- Jednostki sił zbrojnych Azerbejdżanu zaatakowały w nocy bazy armii armeńskiej.
- Informację przekazało w piątek ministerstwo spraw zagranicznych Armenii.
- “Sytuacja w Górskim Karabachu pozostaje napięta”- podkreślono w oświadczeniu.
- Zobacz także: Wołodymyr Zełenski do Orbana: “Viktor, czy wiesz co dzieje się teraz w Mariupolu?”
Konflikt w Górskim Karabachu
Wczoraj azerskie siły przekroczyły granicę terenu, za który odpowiedzialne miały być pokojowe siły rosyjskie. Azerowie mieli się pojawić we wsi Parukh. Według mediów, Rosjan w Górskim Karabachu nie ma, bo walczą w Ukrainie.
– Te agresywne działania Azerbejdżanu pokazują, że Baku wciąż rażąco łamie trójstronne porozumienie pokojowe, zgodnie z którym zaprzestano działań wojennych, a strony zatrzymały się na swoich pozycjach. Wzdłuż granic rozmieszczono siły pokojowe Federacji Rosyjskiej
– podało ministerstwo.
Wcześniej Azerowie mieli odciąć Górski Karabach od jedynego gazociągu zasilającego region.

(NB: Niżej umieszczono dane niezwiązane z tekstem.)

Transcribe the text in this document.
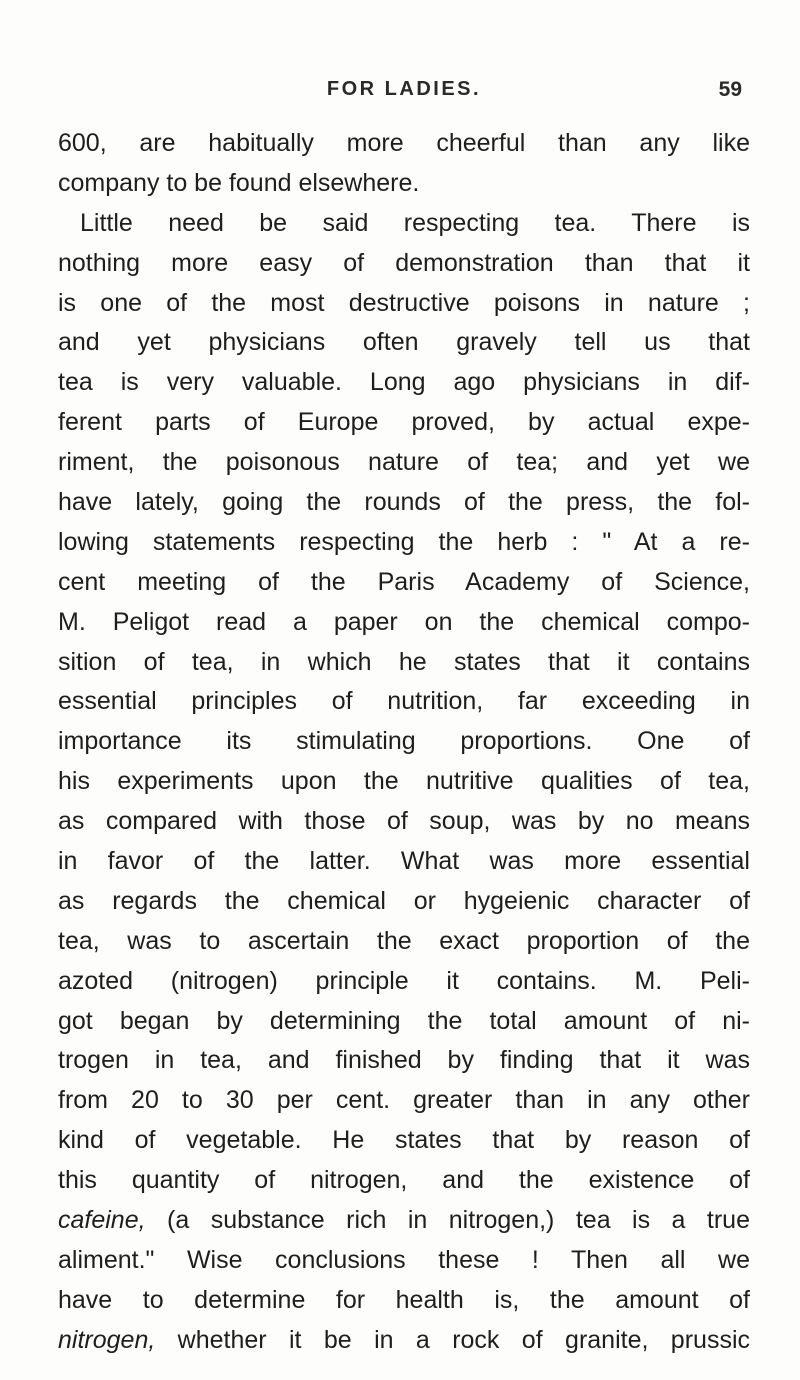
FOR LADIES.	59
600, are habitually more cheerful than any like
company to be found elsewhere.
Little need be said respecting tea. There is
nothing more easy of demonstration than that it
is one of the most destructive poisons in nature ;
and yet physicians often gravely tell us that
tea is very valuable. Long ago physicians in dif-
ferent parts of Europe proved, by actual expe-
riment, the poisonous nature of tea; and yet we
have lately, going the rounds of the press, the fol-
lowing statements respecting the herb : " At a re-
cent meeting of the Paris Academy of Science,
M. Peligot read a paper on the chemical compo-
sition of tea, in which he states that it contains
essential principles of nutrition, far exceeding in
importance its stimulating proportions. One of
his experiments upon the nutritive qualities of tea,
as compared with those of soup, was by no means
in favor of the latter. What was more essential
as regards the chemical or hygeienic character of
tea, was to ascertain the exact proportion of the
azoted (nitrogen) principle it contains. M. Peli-
got began by determining the total amount of ni-
trogen in tea, and finished by finding that it was
from 20 to 30 per cent. greater than in any other
kind of vegetable. He states that by reason of
this quantity of nitrogen, and the existence of
cafeine, (a substance rich in nitrogen,) tea is a true
aliment." Wise conclusions these ! Then all we
have to determine for health is, the amount of
nitrogen, whether it be in a rock of granite, prussic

– Liczymy na to, że rosyjskie siły pokojowe, na których obszarze odpowiedzialności doszło do prowokacji, podejmą działania zmierzające do tego, by azerskie wojska natychmiast wróciły na swoje pozycje i wypełniły zobowiązania zawarte w porozumieniu trójstronnym
– podkreślono.
Separatystyczny Górski Karabach to ormiańska enklawa, znajdująca się de iure (wg prawa) na terytorium Azerbejdżanu. Region ten oraz kilka przylegających do niego terenów (również na terytorium Azerbejdżanu) od wojny w latach 90. ubiegłego wieku kontrolowali Ormianie. We wrześniu 2020 roku Azerbejdżan podjął próbę odzyskania kontroli nad regionem.